3 years of hard work has made Sanjay Van lovely, dark & deep

Written By Unknown on Kamis, 24 Januari 2013 | 22.10

NEW DELHI: A red board strapped to a trunk warns: vilaiti keekar. The next tree bears "dhak—flame of the forest" painted on a bright green board. The colour coding is a way to inform visitors to DDA's Sanjay Van forest in southwest Delhi that not all trees are good for this ecosystem in the Aravallis.

The red-flagged vilaiti keekar depletes ground water and hinders the growth of vegetation around it, explains retired Air Vice Marshal Vinod Rawat, founder of the volunteer group 'Working With Nature' (WWN) who is leading a campaign to revive the area's varied native vegetation . He says native species that vanished many years ago need to be reintroduced.
Rawat, 75, is trying to create a 600-acre Aravalli city forest and nearly 200 acres of a medicinal plantation in this vast scrubland near Qutab Minar. Pottering around the forest with Rawat in his golf cart is the best way to familiarize yourself with the vegetation. A botany student himself, he has a way of humanizing nature.

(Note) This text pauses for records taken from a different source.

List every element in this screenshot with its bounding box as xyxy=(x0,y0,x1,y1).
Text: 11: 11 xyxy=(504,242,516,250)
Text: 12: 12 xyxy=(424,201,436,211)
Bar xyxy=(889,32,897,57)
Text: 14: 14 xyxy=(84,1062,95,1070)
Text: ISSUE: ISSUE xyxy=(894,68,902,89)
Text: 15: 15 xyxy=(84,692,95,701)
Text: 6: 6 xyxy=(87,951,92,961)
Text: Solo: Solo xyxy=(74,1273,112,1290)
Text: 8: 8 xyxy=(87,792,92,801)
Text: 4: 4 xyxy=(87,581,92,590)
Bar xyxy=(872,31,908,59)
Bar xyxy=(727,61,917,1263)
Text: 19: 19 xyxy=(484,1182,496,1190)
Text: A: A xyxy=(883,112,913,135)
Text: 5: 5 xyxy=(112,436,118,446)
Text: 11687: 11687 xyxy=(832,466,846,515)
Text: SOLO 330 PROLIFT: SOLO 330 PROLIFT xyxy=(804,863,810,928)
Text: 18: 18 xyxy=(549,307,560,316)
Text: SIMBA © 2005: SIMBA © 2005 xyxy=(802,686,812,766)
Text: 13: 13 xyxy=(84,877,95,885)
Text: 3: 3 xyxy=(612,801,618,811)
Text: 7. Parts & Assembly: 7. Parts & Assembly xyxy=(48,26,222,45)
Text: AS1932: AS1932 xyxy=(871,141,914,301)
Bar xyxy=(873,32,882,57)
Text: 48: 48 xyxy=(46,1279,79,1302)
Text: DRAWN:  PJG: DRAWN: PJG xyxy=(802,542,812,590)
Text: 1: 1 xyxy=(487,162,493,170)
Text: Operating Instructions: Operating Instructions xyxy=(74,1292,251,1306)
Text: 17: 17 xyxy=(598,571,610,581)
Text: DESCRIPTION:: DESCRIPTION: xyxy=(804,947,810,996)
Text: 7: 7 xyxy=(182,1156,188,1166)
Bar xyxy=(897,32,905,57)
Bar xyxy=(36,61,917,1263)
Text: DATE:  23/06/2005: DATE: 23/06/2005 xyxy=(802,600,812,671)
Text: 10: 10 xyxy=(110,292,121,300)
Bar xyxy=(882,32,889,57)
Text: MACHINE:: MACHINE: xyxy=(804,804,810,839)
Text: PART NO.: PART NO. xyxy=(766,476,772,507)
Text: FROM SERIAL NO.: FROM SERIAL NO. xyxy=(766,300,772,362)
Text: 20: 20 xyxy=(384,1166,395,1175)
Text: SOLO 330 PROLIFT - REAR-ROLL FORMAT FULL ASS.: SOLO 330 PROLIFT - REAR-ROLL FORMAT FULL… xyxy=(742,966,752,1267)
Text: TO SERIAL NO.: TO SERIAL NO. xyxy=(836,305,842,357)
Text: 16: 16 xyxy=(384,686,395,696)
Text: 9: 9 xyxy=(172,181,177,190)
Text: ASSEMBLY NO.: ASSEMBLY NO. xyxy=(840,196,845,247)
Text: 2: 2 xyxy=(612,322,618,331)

The stories spill out, a khejri tree becomes the symbol of a people's struggle. "It's a native Aravalli species. When we started work, there was only one khejri tree in Sanjay Van. But now, 3,000 saplings from Rajasthan have been planted," he says. The Rajasthan connection leads into history. "The khejri tree inspired the first Chipko movement 300 years ago in the Jodhpur region. People held the khejri sacred, and when troops came to fell a grove, a woman, Amrita Devi, clung to a tree as it was hacked. She died, and after her 200 others."

Khejris are not the only native trees reintroduced here. Around one lakh saplings of other species have been planted by DDA under the guidance of Rawat, who took up the task at the instance of lieutenant governor Tejendra Khanna in 2010.

Rawat and other WWN volunteers are trying to raise interest in the forest by walking students through it. With winter on its way out, school trips have increased . On Wednesday morning, when TOI visited the forest, Class VI students from DPS RK Puram were planting a dhak sapling, a tree associated with one of the toughest chapters in school-level history. They were given a note "from the tree" stating: "I have lent my name to the town of Palashi, famous for the historic battle of Plassey." Not a lesson they will forget.

Down a mud track lies the medicinal plantation. Spread across 200 acres, it will have 10,000 trees of species like guggul, neem, jamun, bel, arjun, bahera , harad, amla and a climber , giloe. As the plants take root, wildlife has returned. There are blue bulls, migratory birds and peacocks . Rawat jokes he is wedded to the project. His child is growing up well.